SLO County coroner’s findings questioned again
August 21, 2017
San Luis Obispo County’s embattled medical examiner has again come under scrutiny for a questionable cause of death ruling, this time pertaining to a young woman he says died of an LSD overdose.
Over the last couple years, CalCoastNews reported Dr. Gary Alan Walter, SLO County’s contract medical examiner, drove under the influence and crashed his car on the way to perform an autopsy and ruled that the jail death of Andrew Holland was natural, even though deputies strapped him in a restraint chair for 36 hours before he died.

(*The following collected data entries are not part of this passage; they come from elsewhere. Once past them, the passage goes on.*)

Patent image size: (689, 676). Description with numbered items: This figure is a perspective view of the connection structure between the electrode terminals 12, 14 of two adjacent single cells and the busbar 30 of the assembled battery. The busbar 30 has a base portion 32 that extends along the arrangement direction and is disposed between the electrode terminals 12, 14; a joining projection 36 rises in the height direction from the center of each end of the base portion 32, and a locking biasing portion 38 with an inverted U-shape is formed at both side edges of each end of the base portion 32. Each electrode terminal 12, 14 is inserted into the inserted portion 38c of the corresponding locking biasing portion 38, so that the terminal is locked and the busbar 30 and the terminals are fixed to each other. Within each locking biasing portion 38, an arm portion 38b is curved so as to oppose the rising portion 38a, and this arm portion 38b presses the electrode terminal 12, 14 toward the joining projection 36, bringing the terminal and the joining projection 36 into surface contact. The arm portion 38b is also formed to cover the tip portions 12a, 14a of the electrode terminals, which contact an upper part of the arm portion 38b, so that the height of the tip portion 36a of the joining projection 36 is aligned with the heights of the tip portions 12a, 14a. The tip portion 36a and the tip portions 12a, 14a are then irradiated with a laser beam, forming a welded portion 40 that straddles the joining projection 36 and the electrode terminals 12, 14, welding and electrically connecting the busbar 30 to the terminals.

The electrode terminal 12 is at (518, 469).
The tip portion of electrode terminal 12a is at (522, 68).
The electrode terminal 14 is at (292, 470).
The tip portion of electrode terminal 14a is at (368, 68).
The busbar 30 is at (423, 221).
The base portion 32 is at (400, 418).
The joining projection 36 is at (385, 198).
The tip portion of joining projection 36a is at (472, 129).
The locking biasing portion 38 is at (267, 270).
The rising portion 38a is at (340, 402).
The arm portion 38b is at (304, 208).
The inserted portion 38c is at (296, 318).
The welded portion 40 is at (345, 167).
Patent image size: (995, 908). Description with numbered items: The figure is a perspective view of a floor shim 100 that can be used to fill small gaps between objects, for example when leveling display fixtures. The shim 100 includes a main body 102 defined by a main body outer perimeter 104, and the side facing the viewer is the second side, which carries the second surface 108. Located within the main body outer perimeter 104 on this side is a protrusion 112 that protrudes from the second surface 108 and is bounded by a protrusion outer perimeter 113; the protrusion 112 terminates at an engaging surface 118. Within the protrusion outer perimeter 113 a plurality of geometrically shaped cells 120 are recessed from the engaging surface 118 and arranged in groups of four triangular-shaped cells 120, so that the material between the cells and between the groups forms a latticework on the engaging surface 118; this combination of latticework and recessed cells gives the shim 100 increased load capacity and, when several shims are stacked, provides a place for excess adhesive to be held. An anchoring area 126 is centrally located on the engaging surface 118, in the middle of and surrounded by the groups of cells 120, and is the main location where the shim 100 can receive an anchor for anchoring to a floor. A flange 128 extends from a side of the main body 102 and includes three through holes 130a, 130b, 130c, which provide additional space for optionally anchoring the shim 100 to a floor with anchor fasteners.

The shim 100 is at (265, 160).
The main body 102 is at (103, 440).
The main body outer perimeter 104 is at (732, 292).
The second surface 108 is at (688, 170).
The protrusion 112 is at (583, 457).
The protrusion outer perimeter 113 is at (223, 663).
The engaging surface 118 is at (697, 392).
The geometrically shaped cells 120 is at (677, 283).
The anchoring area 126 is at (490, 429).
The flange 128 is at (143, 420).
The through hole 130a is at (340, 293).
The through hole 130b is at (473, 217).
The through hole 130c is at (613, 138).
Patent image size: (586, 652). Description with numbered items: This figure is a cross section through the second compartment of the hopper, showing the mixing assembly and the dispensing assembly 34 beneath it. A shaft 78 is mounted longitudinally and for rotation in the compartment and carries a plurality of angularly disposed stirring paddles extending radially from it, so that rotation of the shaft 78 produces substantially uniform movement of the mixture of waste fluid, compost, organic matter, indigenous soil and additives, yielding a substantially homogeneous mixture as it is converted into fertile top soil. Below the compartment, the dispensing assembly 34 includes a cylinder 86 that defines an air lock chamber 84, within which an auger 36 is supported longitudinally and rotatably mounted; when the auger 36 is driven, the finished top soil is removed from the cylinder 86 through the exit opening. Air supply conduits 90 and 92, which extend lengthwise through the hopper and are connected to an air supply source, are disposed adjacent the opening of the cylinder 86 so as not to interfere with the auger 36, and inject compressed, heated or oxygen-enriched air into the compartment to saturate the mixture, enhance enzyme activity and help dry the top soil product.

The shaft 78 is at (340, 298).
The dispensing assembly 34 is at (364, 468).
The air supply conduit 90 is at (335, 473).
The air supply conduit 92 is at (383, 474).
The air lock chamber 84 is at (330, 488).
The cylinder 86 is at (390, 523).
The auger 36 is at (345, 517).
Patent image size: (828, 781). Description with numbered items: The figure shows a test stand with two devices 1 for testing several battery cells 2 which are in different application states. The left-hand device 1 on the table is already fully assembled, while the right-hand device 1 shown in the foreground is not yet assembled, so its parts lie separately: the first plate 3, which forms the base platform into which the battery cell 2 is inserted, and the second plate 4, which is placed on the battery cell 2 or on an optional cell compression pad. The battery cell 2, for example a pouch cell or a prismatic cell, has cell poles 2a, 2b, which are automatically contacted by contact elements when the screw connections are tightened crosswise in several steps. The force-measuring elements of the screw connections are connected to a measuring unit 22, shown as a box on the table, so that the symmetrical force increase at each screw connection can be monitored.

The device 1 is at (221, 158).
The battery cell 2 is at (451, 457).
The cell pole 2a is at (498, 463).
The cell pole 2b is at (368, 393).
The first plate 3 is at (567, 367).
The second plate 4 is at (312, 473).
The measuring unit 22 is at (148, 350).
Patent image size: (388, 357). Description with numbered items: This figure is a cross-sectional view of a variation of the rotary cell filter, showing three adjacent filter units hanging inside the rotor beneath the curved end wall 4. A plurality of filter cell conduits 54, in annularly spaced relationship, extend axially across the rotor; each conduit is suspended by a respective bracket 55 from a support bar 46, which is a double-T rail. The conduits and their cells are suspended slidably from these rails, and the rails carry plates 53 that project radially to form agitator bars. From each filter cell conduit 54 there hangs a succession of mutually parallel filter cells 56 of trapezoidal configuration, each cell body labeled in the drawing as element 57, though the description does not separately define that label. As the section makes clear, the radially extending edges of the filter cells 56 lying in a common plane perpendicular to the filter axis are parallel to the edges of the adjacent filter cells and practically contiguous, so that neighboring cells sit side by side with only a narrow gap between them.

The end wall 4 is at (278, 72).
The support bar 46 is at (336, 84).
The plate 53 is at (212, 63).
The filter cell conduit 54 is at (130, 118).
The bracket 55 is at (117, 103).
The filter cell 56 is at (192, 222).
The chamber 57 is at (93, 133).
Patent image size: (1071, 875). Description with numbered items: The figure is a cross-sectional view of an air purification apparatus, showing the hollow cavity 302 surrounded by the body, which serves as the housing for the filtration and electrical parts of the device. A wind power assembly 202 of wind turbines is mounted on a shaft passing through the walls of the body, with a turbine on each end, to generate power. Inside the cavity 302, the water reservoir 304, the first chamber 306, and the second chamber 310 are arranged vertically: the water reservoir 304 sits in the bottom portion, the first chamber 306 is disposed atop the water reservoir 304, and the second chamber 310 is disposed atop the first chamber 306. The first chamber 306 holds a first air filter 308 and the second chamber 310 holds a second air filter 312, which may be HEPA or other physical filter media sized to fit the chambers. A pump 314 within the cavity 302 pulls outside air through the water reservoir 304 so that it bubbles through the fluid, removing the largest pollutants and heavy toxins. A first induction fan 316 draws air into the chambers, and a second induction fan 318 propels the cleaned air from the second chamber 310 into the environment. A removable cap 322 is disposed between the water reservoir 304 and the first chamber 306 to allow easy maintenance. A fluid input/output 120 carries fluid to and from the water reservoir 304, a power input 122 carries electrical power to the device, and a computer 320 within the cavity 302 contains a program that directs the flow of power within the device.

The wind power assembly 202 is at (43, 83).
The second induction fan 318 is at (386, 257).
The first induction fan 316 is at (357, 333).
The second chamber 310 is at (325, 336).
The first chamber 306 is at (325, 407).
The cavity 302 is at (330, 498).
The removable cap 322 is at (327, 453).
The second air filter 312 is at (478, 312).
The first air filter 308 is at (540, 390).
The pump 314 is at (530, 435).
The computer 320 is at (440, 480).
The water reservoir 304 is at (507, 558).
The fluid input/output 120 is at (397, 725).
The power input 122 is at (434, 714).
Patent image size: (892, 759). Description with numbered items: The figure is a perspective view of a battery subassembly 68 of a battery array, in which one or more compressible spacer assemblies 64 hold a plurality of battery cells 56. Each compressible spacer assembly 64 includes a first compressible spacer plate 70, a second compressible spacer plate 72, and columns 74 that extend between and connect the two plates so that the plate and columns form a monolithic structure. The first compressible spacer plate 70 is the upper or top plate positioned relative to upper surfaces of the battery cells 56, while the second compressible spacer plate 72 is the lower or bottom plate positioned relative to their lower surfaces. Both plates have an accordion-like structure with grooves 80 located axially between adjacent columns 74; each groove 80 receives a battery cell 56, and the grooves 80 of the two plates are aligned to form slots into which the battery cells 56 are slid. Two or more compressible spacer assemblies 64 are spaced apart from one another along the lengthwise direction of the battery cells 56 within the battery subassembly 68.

The state has been seeking to revoke Walter’s medical license because of the DUI incident, and the medical examiner is also named in a wrongful death lawsuit over a man who died in Lemoore police custody.
The Tribune is now reporting that a pair of experts in the fields of pharmacology and psychiatry are disputing Walter’s findings in the case of the alleged LSD overdose.
Early in the morning on May 28, Baylee Ybarra Gatlin was transported from a music festival at Lake San Antonio to Twin Cities Community Hospital, where she died shortly later. Walter performed an autopsy and ruled that Gatlin’s cause of death was LSD toxicity.
Dr. David E. Nichols, a pharmacologist and medical chemist, and Dr. Charles Grob, a professor at the UCLA School of Medicine and the Director of Child and Adolescent Psychiatry at the Harbor-UCLA Medical Center, both said they are not aware of any cases of LSD medically causing deaths, though individuals under the influence of the drug have died in accidents or suicides.
The pair of medical experts said substances other than LSD are more likely to have caused Gatlin’s death, and Walter’s team failed to identify them.
A toxicology report conducted following Gatlin’s death revealed a low level of LSD and no other illegal drugs in her system. Two blood samples showed .22 nanograms per milliliter and .47 nanograms per milliliter of LSD in Gatlin’s system.
Nichols and Grob said those amounts do not constitute an overdose nor a toxic amount of LSD.
The San Luis Obispo County Sheriff’s Office replied by saying Gatlin had a much higher level of LSD in her blood during the 12 hours before her death. Sheriff’s spokesman Tony Cipolla said his agency stands by their expert, Walter, and his conclusion.
Previously, the sheriff’s office said it is planning on replacing Walter with a new medical examiner. Walter’s contract with SLO County expired at the end of June, and he has since remained on the job on a month-to-month basis.